Mahalleler ortadan kalktı, üst üste
kurulan beton yapılar değer
kazandı. Mahalle kültürü değişerek
yerini havuzlu villalara, lüks
rezidanslara, blok blok sitelere
bıraktı. Yüksek reytingleri arkasına
alan birçok yapım mahalleyi
tamamen terk etti. Bunu yapmayan
dizilerin reytingleri ise genellikle
düşük seyrediyor. Bir süre sonra da
zaten ekrana veda etmek
durumunda kalıyor.
Bu diziler her karesinde kör göze
parmak misali zenginlik mesajını
seyirciye iletmeyi başarıyor.
İçeriğinde fakirliğe yer yok.
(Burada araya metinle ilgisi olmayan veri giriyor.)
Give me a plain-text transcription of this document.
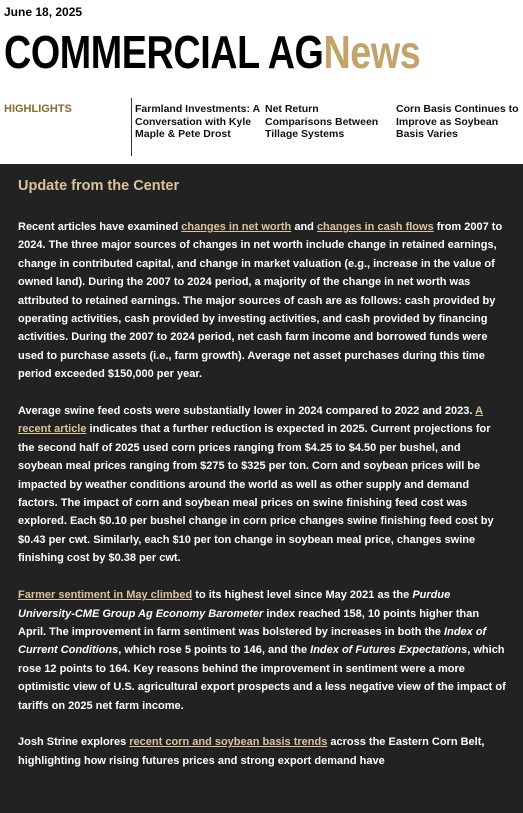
June 18, 2025
COMMERCIAL AGNews
HIGHLIGHTS	Farmland Investments: A Conversation with Kyle Maple & Pete Drost
Net Return Comparisons Between Tillage Systems
Corn Basis Continues to Improve as Soybean Basis Varies
Update from the Center

Recent articles have examined changes in net worth and changes in cash flows from 2007 to 2024. The three major sources of changes in net worth include change in retained earnings, change in contributed capital, and change in market valuation (e.g., increase in the value of owned land). During the 2007 to 2024 period, a majority of the change in net worth was attributed to retained earnings. The major sources of cash are as follows: cash provided by operating activities, cash provided by investing activities, and cash provided by financing activities. During the 2007 to 2024 period, net cash farm income and borrowed funds were used to purchase assets (i.e., farm growth). Average net asset purchases during this time period exceeded $150,000 per year.

Average swine feed costs were substantially lower in 2024 compared to 2022 and 2023. A recent article indicates that a further reduction is expected in 2025. Current projections for the second half of 2025 used corn prices ranging from $4.25 to $4.50 per bushel, and soybean meal prices ranging from $275 to $325 per ton. Corn and soybean prices will be impacted by weather conditions around the world as well as other supply and demand factors. The impact of corn and soybean meal prices on swine finishing feed cost was explored. Each $0.10 per bushel change in corn price changes swine finishing feed cost by $0.43 per cwt. Similarly, each $10 per ton change in soybean meal price, changes swine finishing cost by $0.38 per cwt.

Farmer sentiment in May climbed to its highest level since May 2021 as the Purdue University-CME Group Ag Economy Barometer index reached 158, 10 points higher than April. The improvement in farm sentiment was bolstered by increases in both the Index of Current Conditions, which rose 5 points to 146, and the Index of Futures Expectations, which rose 12 points to 164. Key reasons behind the improvement in sentiment were a more optimistic view of U.S. agricultural export prospects and a less negative view of the impact of tariffs on 2025 net farm income.

Josh Strine explores recent corn and soybean basis trends across the Eastern Corn Belt, highlighting how rising futures prices and strong export demand have
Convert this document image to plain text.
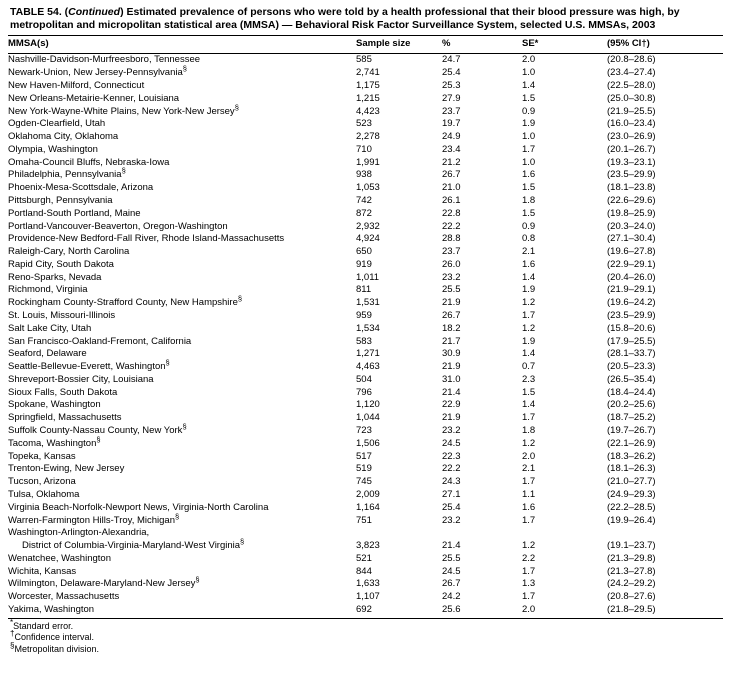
TABLE 54. (Continued) Estimated prevalence of persons who were told by a health professional that their blood pressure was high, by metropolitan and micropolitan statistical area (MMSA) — Behavioral Risk Factor Surveillance System, selected U.S. MMSAs, 2003
MMSA(s)	Sample size	%	SE*	(95% CI†)
Nashville-Davidson-Murfreesboro, Tennessee	585	24.7	2.0	(20.8–28.6)
Newark-Union, New Jersey-Pennsylvania§	2,741	25.4	1.0	(23.4–27.4)
New Haven-Milford, Connecticut	1,175	25.3	1.4	(22.5–28.0)
New Orleans-Metairie-Kenner, Louisiana	1,215	27.9	1.5	(25.0–30.8)
New York-Wayne-White Plains, New York-New Jersey§	4,423	23.7	0.9	(21.9–25.5)
Ogden-Clearfield, Utah	523	19.7	1.9	(16.0–23.4)
Oklahoma City, Oklahoma	2,278	24.9	1.0	(23.0–26.9)
Olympia, Washington	710	23.4	1.7	(20.1–26.7)
Omaha-Council Bluffs, Nebraska-Iowa	1,991	21.2	1.0	(19.3–23.1)
Philadelphia, Pennsylvania§	938	26.7	1.6	(23.5–29.9)
Phoenix-Mesa-Scottsdale, Arizona	1,053	21.0	1.5	(18.1–23.8)
Pittsburgh, Pennsylvania	742	26.1	1.8	(22.6–29.6)
Portland-South Portland, Maine	872	22.8	1.5	(19.8–25.9)
Portland-Vancouver-Beaverton, Oregon-Washington	2,932	22.2	0.9	(20.3–24.0)
Providence-New Bedford-Fall River, Rhode Island-Massachusetts	4,924	28.8	0.8	(27.1–30.4)
Raleigh-Cary, North Carolina	650	23.7	2.1	(19.6–27.8)
Rapid City, South Dakota	919	26.0	1.6	(22.9–29.1)
Reno-Sparks, Nevada	1,011	23.2	1.4	(20.4–26.0)
Richmond, Virginia	811	25.5	1.9	(21.9–29.1)
Rockingham County-Strafford County, New Hampshire§	1,531	21.9	1.2	(19.6–24.2)
St. Louis, Missouri-Illinois	959	26.7	1.7	(23.5–29.9)
Salt Lake City, Utah	1,534	18.2	1.2	(15.8–20.6)
San Francisco-Oakland-Fremont, California	583	21.7	1.9	(17.9–25.5)
Seaford, Delaware	1,271	30.9	1.4	(28.1–33.7)
Seattle-Bellevue-Everett, Washington§	4,463	21.9	0.7	(20.5–23.3)
Shreveport-Bossier City, Louisiana	504	31.0	2.3	(26.5–35.4)
Sioux Falls, South Dakota	796	21.4	1.5	(18.4–24.4)
Spokane, Washington	1,120	22.9	1.4	(20.2–25.6)
Springfield, Massachusetts	1,044	21.9	1.7	(18.7–25.2)
Suffolk County-Nassau County, New York§	723	23.2	1.8	(19.7–26.7)
Tacoma, Washington§	1,506	24.5	1.2	(22.1–26.9)
Topeka, Kansas	517	22.3	2.0	(18.3–26.2)
Trenton-Ewing, New Jersey	519	22.2	2.1	(18.1–26.3)
Tucson, Arizona	745	24.3	1.7	(21.0–27.7)
Tulsa, Oklahoma	2,009	27.1	1.1	(24.9–29.3)
Virginia Beach-Norfolk-Newport News, Virginia-North Carolina	1,164	25.4	1.6	(22.2–28.5)
Warren-Farmington Hills-Troy, Michigan§	751	23.2	1.7	(19.9–26.4)
Washington-Arlington-Alexandria,				

District of Columbia-Virginia-Maryland-West Virginia§	3,823	21.4	1.2	(19.1–23.7)
Wenatchee, Washington	521	25.5	2.2	(21.3–29.8)
Wichita, Kansas	844	24.5	1.7	(21.3–27.8)
Wilmington, Delaware-Maryland-New Jersey§	1,633	26.7	1.3	(24.2–29.2)
Worcester, Massachusetts	1,107	24.2	1.7	(20.8–27.6)
Yakima, Washington	692	25.6	2.0	(21.8–29.5)
*Standard error.
†Confidence interval.
§Metropolitan division.
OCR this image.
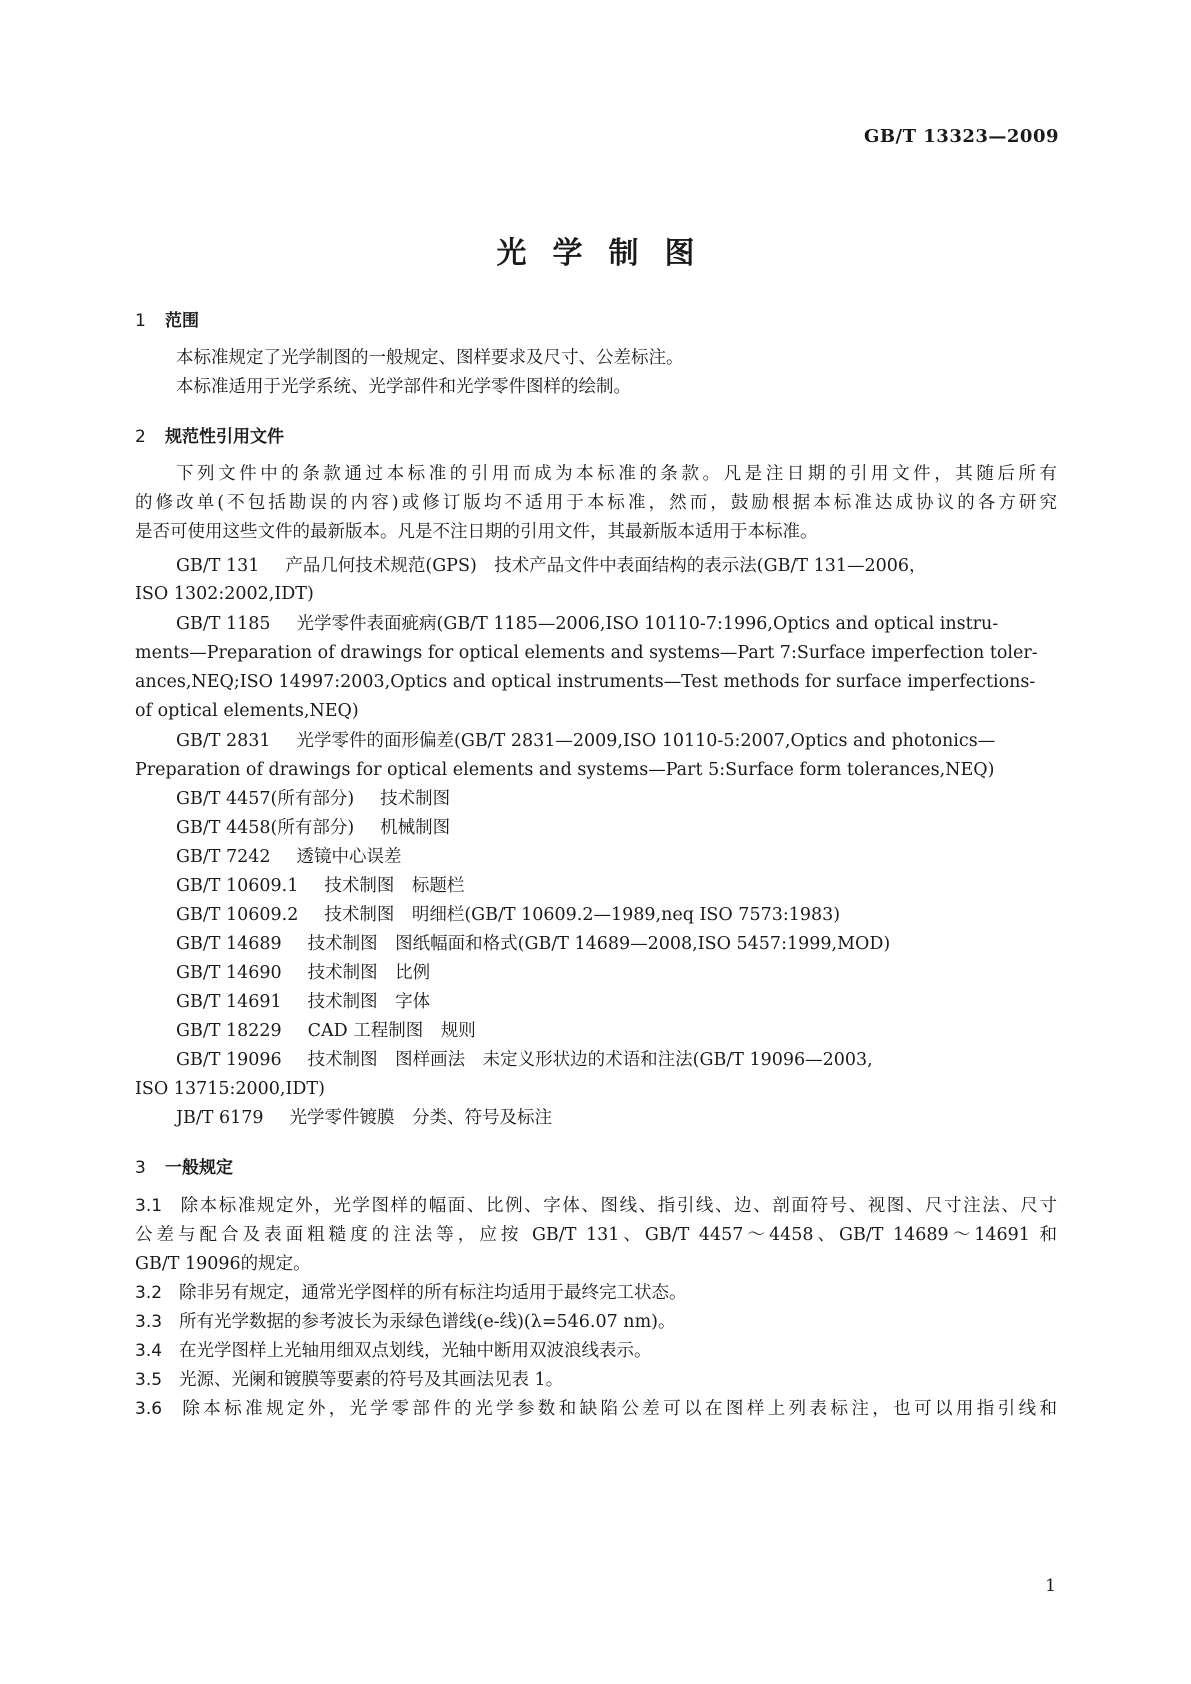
GB/T 13323—2009
光学制图
1 范围
本标准规定了光学制图的一般规定、图样要求及尺寸、公差标注。
本标准适用于光学系统、光学部件和光学零件图样的绘制。
2 规范性引用文件
下列文件中的条款通过本标准的引用而成为本标准的条款。凡是注日期的引用文件，其随后所有
的修改单(不包括勘误的内容)或修订版均不适用于本标准，然而，鼓励根据本标准达成协议的各方研究
是否可使用这些文件的最新版本。凡是不注日期的引用文件，其最新版本适用于本标准。
GB/T 131 产品几何技术规范(GPS)　技术产品文件中表面结构的表示法(GB/T 131—2006，
ISO 1302:2002,IDT)
GB/T 1185 光学零件表面疵病(GB/T 1185—2006,ISO 10110-7:1996,Optics and optical instru-
ments—Preparation of drawings for optical elements and systems—Part 7:Surface imperfection toler-
ances,NEQ;ISO 14997:2003,Optics and optical instruments—Test methods for surface imperfections-
of optical elements,NEQ)
GB/T 2831 光学零件的面形偏差(GB/T 2831—2009,ISO 10110-5:2007,Optics and photonics—
Preparation of drawings for optical elements and systems—Part 5:Surface form tolerances,NEQ)
GB/T 4457(所有部分) 技术制图
GB/T 4458(所有部分) 机械制图
GB/T 7242 透镜中心误差
GB/T 10609.1 技术制图　标题栏
GB/T 10609.2 技术制图　明细栏(GB/T 10609.2—1989,neq ISO 7573:1983)
GB/T 14689 技术制图　图纸幅面和格式(GB/T 14689—2008,ISO 5457:1999,MOD)
GB/T 14690 技术制图　比例
GB/T 14691 技术制图　字体
GB/T 18229 CAD 工程制图　规则
GB/T 19096 技术制图　图样画法　未定义形状边的术语和注法(GB/T 19096—2003,
ISO 13715:2000,IDT)
JB/T 6179 光学零件镀膜　分类、符号及标注
3 一般规定
3.1 除本标准规定外，光学图样的幅面、比例、字体、图线、指引线、边、剖面符号、视图、尺寸注法、尺寸
公差与配合及表面粗糙度的注法等，应按 GB/T 131、GB/T 4457～4458、GB/T 14689～14691 和
GB/T 19096的规定。
3.2 除非另有规定，通常光学图样的所有标注均适用于最终完工状态。
3.3 所有光学数据的参考波长为汞绿色谱线(e-线)(λ=546.07 nm)。
3.4 在光学图样上光轴用细双点划线，光轴中断用双波浪线表示。
3.5 光源、光阑和镀膜等要素的符号及其画法见表 1。
3.6 除本标准规定外，光学零部件的光学参数和缺陷公差可以在图样上列表标注，也可以用指引线和
1
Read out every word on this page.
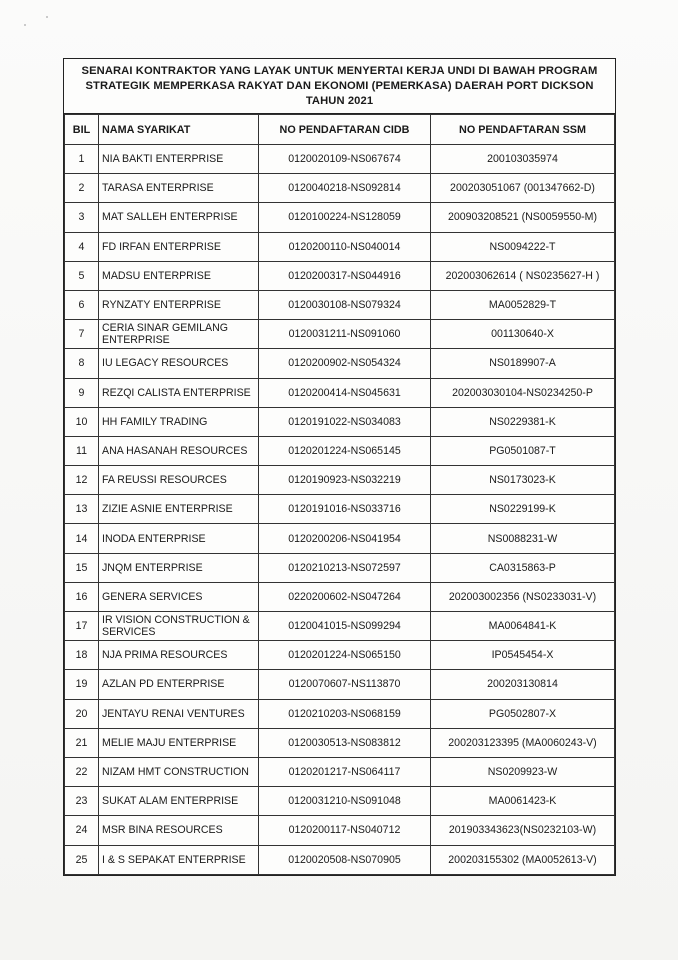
SENARAI KONTRAKTOR YANG LAYAK UNTUK MENYERTAI KERJA UNDI DI BAWAH PROGRAM
STRATEGIK MEMPERKASA RAKYAT DAN EKONOMI (PEMERKASA) DAERAH PORT DICKSON
TAHUN 2021
BIL	NAMA SYARIKAT	NO PENDAFTARAN CIDB	NO PENDAFTARAN SSM
1	NIA BAKTI ENTERPRISE	0120020109-NS067674	200103035974
2	TARASA ENTERPRISE	0120040218-NS092814	200203051067 (001347662-D)
3	MAT SALLEH ENTERPRISE	0120100224-NS128059	200903208521 (NS0059550-M)
4	FD IRFAN ENTERPRISE	0120200110-NS040014	NS0094222-T
5	MADSU ENTERPRISE	0120200317-NS044916	202003062614 ( NS0235627-H )
6	RYNZATY ENTERPRISE	0120030108-NS079324	MA0052829-T
7	CERIA SINAR GEMILANG ENTERPRISE	0120031211-NS091060	001130640-X
8	IU LEGACY RESOURCES	0120200902-NS054324	NS0189907-A
9	REZQI CALISTA ENTERPRISE	0120200414-NS045631	202003030104-NS0234250-P
10	HH FAMILY TRADING	0120191022-NS034083	NS0229381-K
11	ANA HASANAH RESOURCES	0120201224-NS065145	PG0501087-T
12	FA REUSSI RESOURCES	0120190923-NS032219	NS0173023-K
13	ZIZIE ASNIE ENTERPRISE	0120191016-NS033716	NS0229199-K
14	INODA ENTERPRISE	0120200206-NS041954	NS0088231-W
15	JNQM ENTERPRISE	0120210213-NS072597	CA0315863-P
16	GENERA SERVICES	0220200602-NS047264	202003002356 (NS0233031-V)
17	IR VISION CONSTRUCTION & SERVICES	0120041015-NS099294	MA0064841-K
18	NJA PRIMA RESOURCES	0120201224-NS065150	IP0545454-X
19	AZLAN PD ENTERPRISE	0120070607-NS113870	200203130814
20	JENTAYU RENAI VENTURES	0120210203-NS068159	PG0502807-X
21	MELIE MAJU ENTERPRISE	0120030513-NS083812	200203123395 (MA0060243-V)
22	NIZAM HMT CONSTRUCTION	0120201217-NS064117	NS0209923-W
23	SUKAT ALAM ENTERPRISE	0120031210-NS091048	MA0061423-K
24	MSR BINA RESOURCES	0120200117-NS040712	201903343623(NS0232103-W)
25	I & S SEPAKAT ENTERPRISE	0120020508-NS070905	200203155302 (MA0052613-V)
Maddi
seviyenin orta yolu da yok. Havuzlu
villanız yahut yalınız yoksa bu
diziler için fakirsiniz. İlk bölümler
hep fakirlikten zenginliğe geçiş ve
lüks yaşama alışma ile geçiyor. Son
model arabalar, sürekli abiye
kıyafetler giyen oyuncular ve süre
doldurmaktan başka amacı
olmayan lüks partiler bu dizilerin
alametifarikaları. Konformist yaşam
unsurları ile doldurulmuş dizilerin
izleyici hedef kitlesi ise ‘milenyum
gençliği'.
‘TELEVİZYON KOCAMAN BİR AVM'
Dizilerin mahalleyi terk etmesinin
birçok sebebi var. Televizyonu bir
AVM'ye benzeten TV eleştirmeni
Murat Tolga Şen, meselenin ticari
boyutuna dikkat çekiyor: “Diziler
artık mahalleden çıktı çünkü
mahallede muhabbetten başka bir
şey satamazsınız. Halbuki
televizyon denen AVM'nin en
kazanç getiren mağazası dizilerdir.
Orada karşımıza çıkan karakterler
ise aslında tıka basa ürünle
doldurulacak raflardan oluşuyor.
Zengin insanlarla dolu bu dizilerde
herkesin altında bir SUV (cip) var.
Hepsi de bahçeli, verandalı ve
havuzlu malikânelerde yaşıyor.
Ama İstanbul gibi, fare deliğini
andıran evlere 2000 TL kira istenen
bir şehirde tüm bunlar birer
hayalden ibaret. Dizilerde görür,
beğenir ve maketten ev satın
alırsınız. Zaten inşaat firmalarının
bu dizilere sürekli reklam
vermesinin sebebi de budur. Seyirci
bu şekilde her daim manipüle edilir.
Sevgi ve umut var diye izlersiniz
ama asıl amaç bize mükemmel ve
itaatkâr bir tüketiciye dönüştürmek
için hayal kurdurmaktır. O
hayallerin içinde de maalesef
gerçek insanlar yok.”
Sina Koloğlu ise dizilerin
izlenmesine kimin karar verdiğini
sorguluyor. “Dizilerin izlenmesine
seyirci mi karar veriyor yoksa ‘bizim
yemek listesinde bu yemekler var'
diyen reklam sektörü mü?”
sorusuyla yaşananlara dikkat
çekiyor Koloğlu: “Bizde dizilerin her
şeyi reklamdır ve kararı onlar verir.
Bu yılki yaz dizilerinin listesinde ne
var? Lüks mekânlar ve oralarda
yaşayan karakterler. Seyirci,
‘madem bunlar var deyip içinde
kendine en uygun olanını yiyeyim'
diyor kısaca. ‘Sol'dan eleştiri
yaparsak, düzenin devamı için
yaşananlara zenginliğin
pompalanma operasyonu
diyebiliriz. Paraya, şöhrete, villaya,
havuza özlem yok mudur? Eh onu
da kaşımakta fayda vardır bir başka
noktası yaz dizilerinin. Nefsine
hakim olamama reytingi de
denebilir bu duruma.”
 
Diziler mahalleyi terk etmis olabilir ama ; mahalleden uzaklasmis komsulugun bazen hic olmadigi senaryolari yine iizleyenler de bizleriz. Yani hala o mahallede yasayan cocuklar, gencler, amcalar, teyzeler.. :)
 
Türkiye'nin %80'ı hala o mahallelerde oturuyor. İstanbul, Ankara gibi şehirler haricinde de öyle AVM, plaza hayatı yaşayan yok.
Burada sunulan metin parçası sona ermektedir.